6.1.3.2 Impacts on Families:

        Children with unrecognised SEND face significant exclusion, resulting in academic underachievement, low self-esteem, and social isolation.

        Families experience increased stress and frustration as they navigate a system ill-equipped to meet their children’s needs.

6.1.3.3 H’s Recommendations:

        Improve training for teaching and support staff to recognize SEND-related behaviors.

        Provide mandatory SEND-specific training for school nurses.

        Establish robust referral pathways to medical professionals for children with suspected SEND, reducing the risk of mental health issues and exclusion.

6.1.4 L & L’s Story

L and C are adoptive parents to two incredible 8-year-old girls, L and L. They should have every opportunity to thrive, but systemic failures have denied them a full-time education for most of their school years. Both girls have developmental trauma, school-based trauma, and attachment difficulties. Despite securing support on paper, barriers in the education system, local authority failings, and limited access to post-adoption funding have left them without the help they desperately need.

6.1.4.1 Timeline

        Sept 2020: L and L start mainstream primary school. Pupil Premium Plus funding is available but unused, as the school claims it’s unnecessary.

        March 2021: Both girls experience severe school anxiety, dysregulation, and withdrawal from learning, spending most of their time in a fight/flight/freeze state. No adequate SEND support is in place.

        July 2022: EHCPs recommend specialist provision, but no places are available. The girls are removed from their mainstream school, which had failed to keep them safe or educate them.

        July 2022 – Sept 2023: No school provision. The LA fails to secure specialist placements and does not challenge schools that refuse to admit them. From November 2023, they receive only 15 hours of alternative provision per week, with no formal education.

        Sept 2023 – March 2024: L and L attend a specialist SEMH school, but unmanaged violence within the school forces them to leave, re-traumatising them.

        March 2024 – June 2024: No provision at all.

        June 2024 – January 2025: Just 12 hours per week at an alternative provision. In September 2024, 15 schools were consulted—none offered a place. The LA took no action to challenge this.

6.1.4.2 Key Issues

        Lack of SEND knowledge in schools – Behaviour is often misunderstood rather than seen as an expression of unmet needs.

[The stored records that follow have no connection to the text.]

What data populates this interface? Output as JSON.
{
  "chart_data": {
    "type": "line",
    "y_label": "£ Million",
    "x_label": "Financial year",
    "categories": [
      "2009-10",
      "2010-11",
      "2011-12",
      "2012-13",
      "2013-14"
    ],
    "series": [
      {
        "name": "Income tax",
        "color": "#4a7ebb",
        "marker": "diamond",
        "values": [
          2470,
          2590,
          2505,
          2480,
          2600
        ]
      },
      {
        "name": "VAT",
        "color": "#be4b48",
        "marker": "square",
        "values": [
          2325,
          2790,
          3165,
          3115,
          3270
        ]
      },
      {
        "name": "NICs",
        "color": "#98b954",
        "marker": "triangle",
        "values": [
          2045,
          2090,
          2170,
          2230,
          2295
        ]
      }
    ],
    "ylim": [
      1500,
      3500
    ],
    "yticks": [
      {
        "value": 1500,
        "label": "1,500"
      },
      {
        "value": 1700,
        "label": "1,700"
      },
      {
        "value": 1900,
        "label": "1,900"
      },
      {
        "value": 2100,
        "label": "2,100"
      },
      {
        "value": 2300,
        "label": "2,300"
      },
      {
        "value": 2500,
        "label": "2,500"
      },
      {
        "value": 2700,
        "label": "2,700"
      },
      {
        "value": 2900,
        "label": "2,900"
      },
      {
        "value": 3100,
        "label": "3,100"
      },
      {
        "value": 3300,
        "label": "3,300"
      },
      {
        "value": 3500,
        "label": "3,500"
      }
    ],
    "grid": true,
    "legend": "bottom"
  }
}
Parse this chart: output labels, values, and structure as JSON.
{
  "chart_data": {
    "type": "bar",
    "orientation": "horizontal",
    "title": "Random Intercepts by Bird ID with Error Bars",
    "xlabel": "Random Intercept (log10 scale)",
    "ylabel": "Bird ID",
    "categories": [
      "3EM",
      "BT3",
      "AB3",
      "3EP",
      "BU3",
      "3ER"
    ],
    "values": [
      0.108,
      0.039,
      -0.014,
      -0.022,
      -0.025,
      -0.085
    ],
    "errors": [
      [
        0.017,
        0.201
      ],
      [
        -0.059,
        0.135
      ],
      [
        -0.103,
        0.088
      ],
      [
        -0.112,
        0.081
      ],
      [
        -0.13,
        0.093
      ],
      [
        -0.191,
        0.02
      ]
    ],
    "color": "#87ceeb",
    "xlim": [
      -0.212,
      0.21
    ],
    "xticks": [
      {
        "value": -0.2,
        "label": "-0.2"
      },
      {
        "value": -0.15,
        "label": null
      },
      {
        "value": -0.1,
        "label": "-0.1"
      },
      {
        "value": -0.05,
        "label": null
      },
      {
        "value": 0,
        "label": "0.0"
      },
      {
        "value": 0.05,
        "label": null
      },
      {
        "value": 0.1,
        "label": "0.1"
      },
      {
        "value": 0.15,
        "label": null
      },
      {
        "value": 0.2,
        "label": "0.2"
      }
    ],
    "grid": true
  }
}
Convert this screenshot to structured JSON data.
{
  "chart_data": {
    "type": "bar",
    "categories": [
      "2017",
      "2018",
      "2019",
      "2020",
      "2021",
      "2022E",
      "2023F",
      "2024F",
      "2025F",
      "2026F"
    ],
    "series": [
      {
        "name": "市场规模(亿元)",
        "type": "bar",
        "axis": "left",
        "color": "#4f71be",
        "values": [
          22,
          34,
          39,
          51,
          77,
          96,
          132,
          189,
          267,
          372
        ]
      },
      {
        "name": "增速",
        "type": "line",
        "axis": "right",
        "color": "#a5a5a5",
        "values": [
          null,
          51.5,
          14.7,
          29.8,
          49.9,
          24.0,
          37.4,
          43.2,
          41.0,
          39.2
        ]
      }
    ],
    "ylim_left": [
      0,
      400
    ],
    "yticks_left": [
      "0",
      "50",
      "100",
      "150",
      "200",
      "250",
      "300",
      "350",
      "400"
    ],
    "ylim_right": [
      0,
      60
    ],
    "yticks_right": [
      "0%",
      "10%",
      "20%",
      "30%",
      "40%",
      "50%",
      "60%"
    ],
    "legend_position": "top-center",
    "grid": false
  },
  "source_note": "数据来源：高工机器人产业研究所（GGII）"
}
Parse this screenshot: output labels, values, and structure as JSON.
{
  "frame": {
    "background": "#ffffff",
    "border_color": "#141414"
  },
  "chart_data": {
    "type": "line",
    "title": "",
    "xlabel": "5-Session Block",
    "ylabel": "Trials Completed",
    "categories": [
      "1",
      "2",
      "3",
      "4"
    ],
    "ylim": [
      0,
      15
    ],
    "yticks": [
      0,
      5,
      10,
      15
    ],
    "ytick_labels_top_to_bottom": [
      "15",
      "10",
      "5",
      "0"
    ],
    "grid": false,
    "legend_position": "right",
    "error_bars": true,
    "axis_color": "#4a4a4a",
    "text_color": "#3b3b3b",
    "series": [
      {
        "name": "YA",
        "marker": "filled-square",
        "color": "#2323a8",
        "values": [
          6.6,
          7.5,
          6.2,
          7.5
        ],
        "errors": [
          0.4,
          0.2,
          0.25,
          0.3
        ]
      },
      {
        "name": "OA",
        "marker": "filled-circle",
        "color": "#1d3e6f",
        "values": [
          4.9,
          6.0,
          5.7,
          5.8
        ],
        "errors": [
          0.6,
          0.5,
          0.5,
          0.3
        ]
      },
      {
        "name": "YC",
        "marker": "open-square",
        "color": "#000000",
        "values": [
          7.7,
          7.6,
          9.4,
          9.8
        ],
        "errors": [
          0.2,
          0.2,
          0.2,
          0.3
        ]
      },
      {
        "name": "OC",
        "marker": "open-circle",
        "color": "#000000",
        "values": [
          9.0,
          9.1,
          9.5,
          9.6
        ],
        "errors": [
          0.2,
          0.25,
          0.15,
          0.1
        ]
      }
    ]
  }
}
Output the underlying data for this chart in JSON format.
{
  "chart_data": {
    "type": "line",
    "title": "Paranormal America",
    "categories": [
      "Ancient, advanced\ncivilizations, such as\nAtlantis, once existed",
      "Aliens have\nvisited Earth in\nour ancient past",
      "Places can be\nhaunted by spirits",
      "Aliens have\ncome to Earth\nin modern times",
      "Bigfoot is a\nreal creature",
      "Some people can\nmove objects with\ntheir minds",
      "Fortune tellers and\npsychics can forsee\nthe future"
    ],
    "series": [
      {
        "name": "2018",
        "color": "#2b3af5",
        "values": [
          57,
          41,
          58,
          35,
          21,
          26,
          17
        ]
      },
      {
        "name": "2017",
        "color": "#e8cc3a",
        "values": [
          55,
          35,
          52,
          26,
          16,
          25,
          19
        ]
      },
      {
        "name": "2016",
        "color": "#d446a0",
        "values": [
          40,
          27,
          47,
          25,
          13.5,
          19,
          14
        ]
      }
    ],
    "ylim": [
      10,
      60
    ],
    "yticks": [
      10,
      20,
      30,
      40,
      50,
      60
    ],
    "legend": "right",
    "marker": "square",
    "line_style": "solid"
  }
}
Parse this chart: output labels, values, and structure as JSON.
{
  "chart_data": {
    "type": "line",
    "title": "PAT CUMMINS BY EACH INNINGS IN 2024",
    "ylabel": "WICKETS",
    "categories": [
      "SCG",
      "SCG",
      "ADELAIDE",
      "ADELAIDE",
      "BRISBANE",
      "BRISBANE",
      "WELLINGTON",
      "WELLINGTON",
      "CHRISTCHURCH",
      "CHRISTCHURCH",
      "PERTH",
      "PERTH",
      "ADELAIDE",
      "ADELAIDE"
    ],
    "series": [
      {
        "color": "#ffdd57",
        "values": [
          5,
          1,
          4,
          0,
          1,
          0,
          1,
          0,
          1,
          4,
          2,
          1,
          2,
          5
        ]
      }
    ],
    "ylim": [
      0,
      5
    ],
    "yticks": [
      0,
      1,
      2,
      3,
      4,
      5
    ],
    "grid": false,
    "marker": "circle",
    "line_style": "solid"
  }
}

        Serious safeguarding failures – Schools lack robust safeguarding for vulnerable children, and investigations into concerns are inadequate.

        Understaffed and under-skilled LA SEND teams – Decisions prioritise ticking boxes over genuine advocacy. Schools reject consultations without follow-up or challenge.

        Severe underfunding of specialist SEND provision – Lack of places forces LAs to rely on expensive, less regulated independent schools that can refuse complex cases.

        A broken system leaves children uneducated for years – Children with SEND are desperate for education, yet systemic failures deny them their right to learn.

6.1.4.3 Impact on Families

        One parent had to quit work – C, a senior paediatric nurse, left her job because the girls weren’t in school and lacked the support they needed. This has caused significant financial and emotional strain.

        Unbearable stress navigating the system – Parents are forced into endless battles to secure basic educational rights for their children.

        Isolation – Without school, L and L miss out on peer interactions. Their parents feel equally isolated, constantly blocked from accessing the help their children need.

6.1.4.4 L&C’s Recommendations

        Increase specialist school places with proper safeguards – The government must prioritise LA-run provisions.

        Expand resource units within mainstream schools – Specialist classrooms with trained staff can provide a faster, scalable solution for SEND children.

        Properly fund LA SEND departments – Staffing levels and expertise must improve to stop firefighting and start delivering real support.